Una voce suggerisce un progetto, un’idea, una sistemazione risolutiva. Voce non messa alla prova dell’amore. Per ottenere quell’obiettivo non ci si interroga troppo su mezzi, strumenti, sensatezza dei passaggi intermedi․․․ Diventa una roba mia, di cui non parlo con nessun amico. O solo con quelli che per qualche motivo non fanno domande troppo scomode, fanno fatica a vivere con noi un confronto intimo. Quella prospettiva diventa un modo per conquistare il mondo. Il nostro modo per dimostrare che ce l’abbiamo fatta. Dimostrarlo al mondo, a un parente, a un nemico, a noi stessi. E prende forme così tante e così diverse che non sembra più partire dalla stessa radice, quella voce che grida dal profondo: “salva te stesso!”.

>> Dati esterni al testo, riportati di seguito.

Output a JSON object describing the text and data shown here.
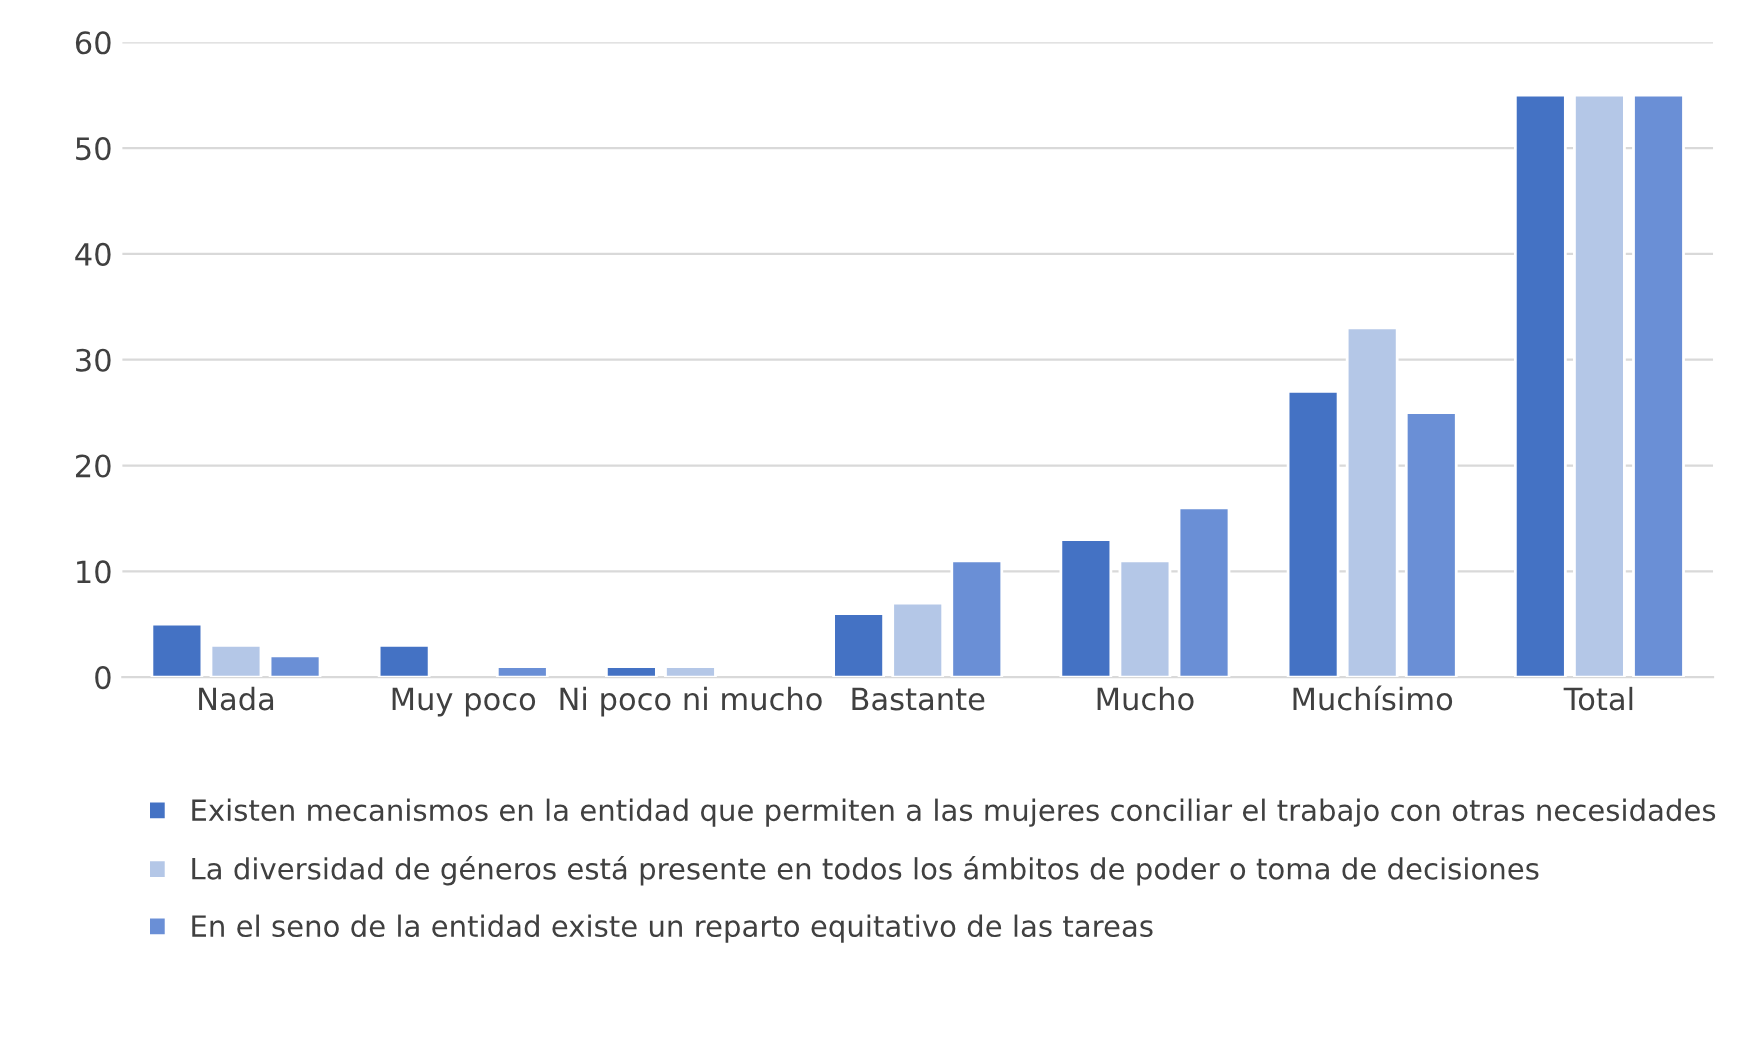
{
  "chart_data": {
    "type": "bar",
    "categories": [
      "Nada",
      "Muy poco",
      "Ni poco ni mucho",
      "Bastante",
      "Mucho",
      "Muchísimo",
      "Total"
    ],
    "series": [
      {
        "name": "Existen mecanismos en la entidad que permiten a las mujeres conciliar el trabajo con otras necesidades",
        "color": "#4472c4",
        "values": [
          5,
          3,
          1,
          6,
          13,
          27,
          55
        ]
      },
      {
        "name": "La diversidad de géneros está presente en todos los ámbitos de poder o toma de decisiones",
        "color": "#b4c7e7",
        "values": [
          3,
          null,
          1,
          7,
          11,
          33,
          55
        ]
      },
      {
        "name": "En el seno de la entidad existe un reparto equitativo de las tareas",
        "color": "#6a8fd6",
        "values": [
          2,
          1,
          null,
          11,
          16,
          25,
          55
        ]
      }
    ],
    "ylim": [
      0,
      60
    ],
    "yticks": [
      0,
      10,
      20,
      30,
      40,
      50,
      60
    ],
    "grid": "y",
    "legend": "bottom"
  }
}
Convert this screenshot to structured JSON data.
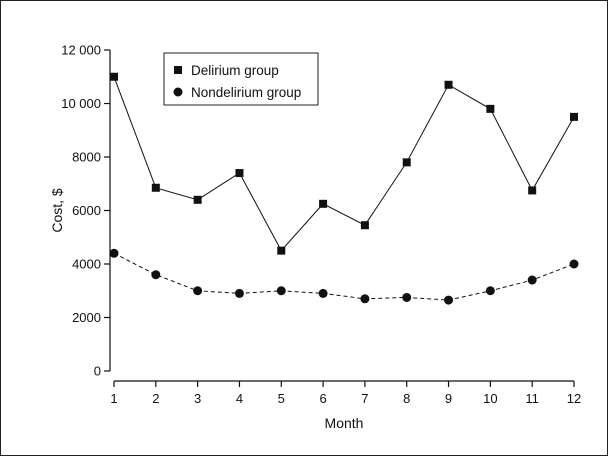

Gesù sa che abbiamo bisogno di trovare un senso alla nostra vita. Ma vede anche che gli ronziamo attorno da un po’. Una nostalgia piena di speranza ci rende interessati alle sue parole, alla sua vita. Gesù ci provoca ad una sequela più consapevole, più radicale. Ci invita a condividere la sua fiducia nel Padre, fiducia nel suo regno che viene. Potremmo iniziare a non preoccuparci di “salvarci noi stessi”.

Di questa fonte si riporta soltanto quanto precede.